La tradizionale giornata all’aria aperta risale ai tempi degli antichi Romani. Si celebrava l’arrivo della Primavera con un menù ricco di leccornìe. L’abbinamento “fave e pecorino” con un bicchiere di vino esaudiva il desiderio di sfiziarsi con qualcosa di economico e facile da preparare. A Nepi il pecorino romano “tradisce le fave” e fa coppia fissa con il salame cotto, soprattutto durante la sagra che li vede protagonisti proprio a maggio.
Ma perché i nostri avi hanno scelto proprio questi due prodotti come simbolo della Festa di Primavera? Le fave crescevano nelle terre affacciate sul Mediterraneo già nel Neolitico. Inizialmente avevano un significato negativo perché i Greci ritenevano che le macchie nere a forma di Tau sul fiore bianco indicassero il principio della parola tanatos, ovvero “morte”. Inoltre dai gambi cavi credevano che le anime dei defunti risalissero dall’Aldilà.
Pitagora descrive il baccello come l’accesso al mondo dei morti e i semi come custodi delle loro anime. Da qui l’usanza ancora viva di mangiare le “fave dei morti” per Ognissanti, i biscotti di mandorle tipici di Roma e dell’Italia centrale. Platone sosteneva che le fave lo privasse della tranquillità spirituale necessaria nella ricerca della verità. E ancora, il sacerdote di Giove non poteva mangiarla né toccarla, il Pontefice Massimo neanche nominarla. Tutta colpa del baccello indigesto! Ma questo si scoprì molto più in là.
Finalmente si inizia a dare alla fava il significato positivo di “generatrice di vita” quando si riscontra una certa affinità estetica di baccelli e semi con il corpo maschile e femminile. In questa nuova veste, la troviamo nelle celebrazioni della dea Flora, protettrice della natura in fiore. Fu così che il lancio dei baccelli si considerò di buon auspicio.
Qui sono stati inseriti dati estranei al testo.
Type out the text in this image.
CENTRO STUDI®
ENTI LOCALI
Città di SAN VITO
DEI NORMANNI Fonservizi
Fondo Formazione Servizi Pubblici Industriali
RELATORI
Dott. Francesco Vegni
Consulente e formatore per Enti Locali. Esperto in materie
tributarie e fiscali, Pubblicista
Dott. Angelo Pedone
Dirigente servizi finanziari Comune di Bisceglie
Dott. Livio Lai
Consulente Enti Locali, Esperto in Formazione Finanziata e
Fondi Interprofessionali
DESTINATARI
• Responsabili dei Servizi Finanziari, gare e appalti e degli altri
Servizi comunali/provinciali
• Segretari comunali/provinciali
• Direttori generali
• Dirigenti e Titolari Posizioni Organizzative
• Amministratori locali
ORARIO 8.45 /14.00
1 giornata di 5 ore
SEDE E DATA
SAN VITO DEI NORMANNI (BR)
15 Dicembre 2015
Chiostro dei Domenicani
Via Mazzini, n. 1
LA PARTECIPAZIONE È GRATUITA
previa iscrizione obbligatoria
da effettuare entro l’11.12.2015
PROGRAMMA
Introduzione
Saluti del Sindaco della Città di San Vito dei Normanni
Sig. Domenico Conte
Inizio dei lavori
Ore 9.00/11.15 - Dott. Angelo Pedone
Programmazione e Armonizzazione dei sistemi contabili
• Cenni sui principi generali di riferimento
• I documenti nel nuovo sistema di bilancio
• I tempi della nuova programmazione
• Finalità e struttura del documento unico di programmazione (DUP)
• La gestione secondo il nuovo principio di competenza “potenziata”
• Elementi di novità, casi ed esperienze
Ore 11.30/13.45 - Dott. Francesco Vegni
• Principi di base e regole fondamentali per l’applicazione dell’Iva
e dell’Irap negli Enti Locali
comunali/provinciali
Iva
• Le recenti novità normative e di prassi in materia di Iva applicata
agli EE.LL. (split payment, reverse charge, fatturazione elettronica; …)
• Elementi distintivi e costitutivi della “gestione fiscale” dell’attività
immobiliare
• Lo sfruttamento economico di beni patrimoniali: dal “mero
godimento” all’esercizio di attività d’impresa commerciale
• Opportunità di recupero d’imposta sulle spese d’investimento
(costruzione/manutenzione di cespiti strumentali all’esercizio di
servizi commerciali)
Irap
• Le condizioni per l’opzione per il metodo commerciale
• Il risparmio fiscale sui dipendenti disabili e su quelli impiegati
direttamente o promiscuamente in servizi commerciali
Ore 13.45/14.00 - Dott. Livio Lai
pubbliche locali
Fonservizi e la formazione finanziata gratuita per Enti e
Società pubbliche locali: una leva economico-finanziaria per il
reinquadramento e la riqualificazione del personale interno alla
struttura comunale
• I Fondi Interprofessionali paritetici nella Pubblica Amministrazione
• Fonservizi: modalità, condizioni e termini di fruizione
Dalla prosperità al potere afrodisiaco il passo fu breve soprattutto quando gli scienziati moderni confermarono la presenza di principi attivi che aumentano la libido. Divenne un elemento irrinunciabile nelle ricette della tradizione culinaria romana, associato spesso e volentieri a un’altra prelibatezza regionale, il Pecorino Romano.
Sin dai tempi della Roma Antica, Plinio il Vecchio e Ippocrate spiegano i metodi di produzione di questa delizia dei palati dei Latini. Rientrava persino nella dieta dei legionari prima delle battaglie per la facile conservazione e digeribilità. Forse non tutti sanno che nel Lazio c’è un suo illustre antenato, il Cacio Fiore. È un formaggio di latte crudo ovino con l’aggiunta di caglio ricavato dal fiore di carciofo della Campagna Romana. Ed ecco svelato il significato del nome “bucolico” di questo Presidio Slow Food dal 2005 prodotto a Roma, Anguillara Sabazia e Trevignano Romano.
Ma torniamo al Pecorino Romano DOP. Insieme alle tenere fave romanesche si serve tradizionalmente alla fine dei pranzi luculliani nella Festa del 1° Maggio o Maggetto.
Quando si parla di fave, salta subito in mente la Vignarola Romana. Questo delizioso contorno o piatto unico è un mix di cipolle, carciofi romaneschi, piselli, fave, lattuga romana e tanto Pecorino Romano DOP. Prende il nome dai “vignaroli”, i contadini che, dopo il duro lavoro nei campi, si deliziavano con i sapori tipici di maggio non scevri dalle decantate doti afrodisiache.
Ora sapete cosa mangiare e qualche aneddoto. Siete pronti a godervi il Concertone del Primo Maggio!